Chapter 29- Atom

457 137 49
                                    

Rahang Fisika terbuka lebar. Saking lebarnya, bisa saja ia memerangkap beberapa ekor lalat untuk masuk dan bersarang di dalamnya.

Fisika merasa ada pusara air yang berputar-putar di dalam otaknya. Semuanya diputar menjadi satu, sulit untuk berpikir dengan jernih.

Malam itu, mereka bertiga habiskan dengan membereskan semua kekacauan yang telah terjadi dan mengepak barang-barang bawaan.

Pakaian basah diganti dengan pakaian kering. Lalu dengan terpaksa mereka harus kembali melanjutkan perjalanan malam itu juga tanpa berkemah.

Menurut perhitungan Sagi, jika mereka berada terlalu lama di tempat tersebut. Besar kemungkinan, akan ada sekelompok makhluk yang akan datang menghampiri. Tentu saja, kekacauan misterius di tengah hutan, pasti mengundang rasa tahu siapa pun untuk mendekat.

Setelah tiga kilometer mereka berpacu dalam lebatnya kegelapan rimba dengan berbekal cahaya rembulan. Beberapa orang tidak dikenal telah tiba di bekas tempat peristirahatan Sagi and the Genk.

.
.
.

Sepanjang malam, Fisika terkantuk-kantuk dibalik punggung Sagi. Dia telah berganti posisi duduk dari posisi sebelumnya. Bahkan, Sang Kaisar mengizinkan Fisika untuk memeluk tubuhnya dari arah belakang.

Kesempatan emas yang tidak akan datang dua kali. Sang penulis pun mengeratkan kedua tangannya lalu menyandarkan kepala di punggung kokoh pria yang ia panggil Baginda. 

Wangi tubuh Sagi lembut nan maskulin, jenis wangi yang tidak pernah Fisika hirup selama ia bernapas. Dia masih canggung awalnya, apakah sekarang hubungannya dengan Sagi telah resmi menjadi sepasang kekasih atau tidak.

Fisika membayangkan, kisah cintanya akan mirip dengan kisah dalam manhwa-manhwa fantasy-historical. Dia akan bertarung dengan pemeran utama wanita untuk mendapatkan hati pemeran utama pria. Fisika rasa, itu menggelikan dan ia tergelak-gelak membayangkannya. Bagi Fisika, imajinasi tersebut terlalu liar untuk menjadi sebuah realita kehidupan.

.
.
.

Cahaya matahari pun mulai menyinari seisi hutan. Berkas keemasannya membuat setiap tumbuhan bersiap melakukan fotosintesis.

Fisika memaksa membuka mata untuk tetap terjaga. Walau telah duduk nyaman sambil memeluk Sagi dari belakang, semuanya tidak sebanding dengan tidur di atas kasur. 

"Ada sebuah perkampungan beberapa meter di depan sana."

Kepala Fisika terangkat, begitu ia mendengar suara Sagi. Rasanya seperti mendapatkan harapan baru.

"Apa kita bisa menginap di sana?" Fisika berharap, Sagi mengatakan iya. Dia butuh kasur dan air hangat untuk mandi. Perjalanan memang penting, tetapi mandi jauh lebih penting.

"Kita akan istirahat sebentar. Pegang yang kuat," kata Sagi memastikan. "Kuda-kuda kita perlu mendapatkan perawatan, mereka telah dipaksa berlari semalaman."

Fisika cukup tertengun, rupanya Sagi memikirkan kuda mereka. Dia bahkan merasa terlalu percaya diri akan diprioritaskan oleh sang Kaisar.

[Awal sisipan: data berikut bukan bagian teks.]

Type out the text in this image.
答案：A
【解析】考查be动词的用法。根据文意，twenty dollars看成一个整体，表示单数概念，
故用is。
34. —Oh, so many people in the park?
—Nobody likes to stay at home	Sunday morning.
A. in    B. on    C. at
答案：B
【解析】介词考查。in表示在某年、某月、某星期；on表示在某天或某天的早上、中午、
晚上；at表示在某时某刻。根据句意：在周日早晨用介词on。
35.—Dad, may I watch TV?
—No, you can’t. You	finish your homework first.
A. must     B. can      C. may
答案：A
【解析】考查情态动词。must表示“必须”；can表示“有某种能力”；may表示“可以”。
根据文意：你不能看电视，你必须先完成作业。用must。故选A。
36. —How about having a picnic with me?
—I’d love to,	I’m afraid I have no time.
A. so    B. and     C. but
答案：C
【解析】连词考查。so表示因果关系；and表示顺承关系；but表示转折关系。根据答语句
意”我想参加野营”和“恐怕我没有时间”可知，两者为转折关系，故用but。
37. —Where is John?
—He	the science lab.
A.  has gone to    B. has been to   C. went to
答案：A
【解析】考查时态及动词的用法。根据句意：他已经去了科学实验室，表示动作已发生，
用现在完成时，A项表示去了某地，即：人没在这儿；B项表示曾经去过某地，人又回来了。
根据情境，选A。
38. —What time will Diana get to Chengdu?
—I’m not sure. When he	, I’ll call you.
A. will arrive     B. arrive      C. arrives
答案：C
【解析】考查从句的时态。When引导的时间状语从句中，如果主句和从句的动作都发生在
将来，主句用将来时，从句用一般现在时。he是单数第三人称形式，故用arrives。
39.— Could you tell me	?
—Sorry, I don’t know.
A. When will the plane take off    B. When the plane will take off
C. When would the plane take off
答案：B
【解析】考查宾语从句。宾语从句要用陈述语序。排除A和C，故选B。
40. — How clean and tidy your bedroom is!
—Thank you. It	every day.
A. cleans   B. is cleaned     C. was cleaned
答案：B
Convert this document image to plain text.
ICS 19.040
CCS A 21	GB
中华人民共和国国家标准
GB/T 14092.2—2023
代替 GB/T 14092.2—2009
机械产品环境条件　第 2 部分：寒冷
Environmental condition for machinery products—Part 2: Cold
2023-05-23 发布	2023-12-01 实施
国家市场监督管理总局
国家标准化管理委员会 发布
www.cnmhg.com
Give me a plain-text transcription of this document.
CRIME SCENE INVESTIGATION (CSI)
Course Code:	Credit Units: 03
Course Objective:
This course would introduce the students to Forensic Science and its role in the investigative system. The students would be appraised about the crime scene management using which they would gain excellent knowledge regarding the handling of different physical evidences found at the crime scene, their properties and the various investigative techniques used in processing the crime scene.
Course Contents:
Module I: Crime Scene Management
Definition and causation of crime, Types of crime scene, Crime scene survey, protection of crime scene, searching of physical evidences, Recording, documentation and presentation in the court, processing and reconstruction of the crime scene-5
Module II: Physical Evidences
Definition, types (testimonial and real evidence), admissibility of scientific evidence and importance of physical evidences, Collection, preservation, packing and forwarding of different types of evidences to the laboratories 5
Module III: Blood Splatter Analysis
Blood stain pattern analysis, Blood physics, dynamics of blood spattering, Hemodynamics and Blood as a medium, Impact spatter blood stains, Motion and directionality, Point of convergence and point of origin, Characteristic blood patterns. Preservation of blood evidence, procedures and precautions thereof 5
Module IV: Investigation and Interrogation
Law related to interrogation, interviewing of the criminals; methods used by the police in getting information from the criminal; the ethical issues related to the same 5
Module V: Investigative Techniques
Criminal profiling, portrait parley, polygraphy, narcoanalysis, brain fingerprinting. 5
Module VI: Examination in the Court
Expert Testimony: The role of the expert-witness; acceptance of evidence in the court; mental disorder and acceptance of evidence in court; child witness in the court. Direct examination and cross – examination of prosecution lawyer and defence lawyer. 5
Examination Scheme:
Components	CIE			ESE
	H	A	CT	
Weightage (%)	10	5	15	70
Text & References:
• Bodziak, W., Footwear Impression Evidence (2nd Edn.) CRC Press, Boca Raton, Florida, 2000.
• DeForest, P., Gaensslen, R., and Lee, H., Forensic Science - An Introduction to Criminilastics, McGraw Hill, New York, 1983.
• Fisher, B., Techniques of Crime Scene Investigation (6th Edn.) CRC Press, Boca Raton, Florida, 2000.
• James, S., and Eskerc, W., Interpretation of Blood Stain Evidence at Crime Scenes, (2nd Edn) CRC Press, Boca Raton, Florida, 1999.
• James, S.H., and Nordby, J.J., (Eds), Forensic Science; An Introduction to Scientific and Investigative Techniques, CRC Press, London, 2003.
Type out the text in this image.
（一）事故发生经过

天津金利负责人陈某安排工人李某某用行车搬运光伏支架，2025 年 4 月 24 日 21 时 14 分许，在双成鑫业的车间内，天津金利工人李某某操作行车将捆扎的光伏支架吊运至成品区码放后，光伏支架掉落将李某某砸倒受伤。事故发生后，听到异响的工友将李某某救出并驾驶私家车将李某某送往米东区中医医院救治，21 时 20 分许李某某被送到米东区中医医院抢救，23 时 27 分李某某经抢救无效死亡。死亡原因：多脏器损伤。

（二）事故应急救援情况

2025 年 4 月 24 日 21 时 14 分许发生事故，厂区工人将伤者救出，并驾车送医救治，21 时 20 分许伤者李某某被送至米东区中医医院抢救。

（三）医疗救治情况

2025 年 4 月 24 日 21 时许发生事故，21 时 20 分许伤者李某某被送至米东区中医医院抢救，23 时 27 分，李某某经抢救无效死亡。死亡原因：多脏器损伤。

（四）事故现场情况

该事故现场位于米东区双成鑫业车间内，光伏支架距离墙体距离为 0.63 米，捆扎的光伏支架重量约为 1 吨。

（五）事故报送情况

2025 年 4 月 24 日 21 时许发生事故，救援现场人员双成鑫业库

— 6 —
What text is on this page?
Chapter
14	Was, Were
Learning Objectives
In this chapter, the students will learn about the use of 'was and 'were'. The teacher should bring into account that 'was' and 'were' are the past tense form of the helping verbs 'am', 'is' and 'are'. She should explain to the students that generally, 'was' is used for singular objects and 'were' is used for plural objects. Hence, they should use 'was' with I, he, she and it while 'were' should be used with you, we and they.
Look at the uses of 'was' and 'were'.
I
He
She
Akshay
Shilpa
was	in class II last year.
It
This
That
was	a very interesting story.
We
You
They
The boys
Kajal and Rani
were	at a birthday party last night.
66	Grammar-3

Tetapi itu tidak menjadi soal, sikap Sagi yang seperti inilah yang membuat Fisika makin menyukainya.

.

.

.

Perkampungan yang dimaksud oleh Sagi, adalah sebuah pemukiman yang dibangun oleh para penyintas yang sanak saudara mereka bekerja di area pertambangan. Kampung itu dibuat berdekatan dengan sebuah kota kecil yang menjadi bagian dari kerajaan Galangga. Kota ini menjadi pintu masuk, sebelum memasuki ibukota. Keberadaan perkampugan ini, secara resmi belum di akui pemerintah setempat. Hingga, tidak ditemukan sistem perpajakan di sana.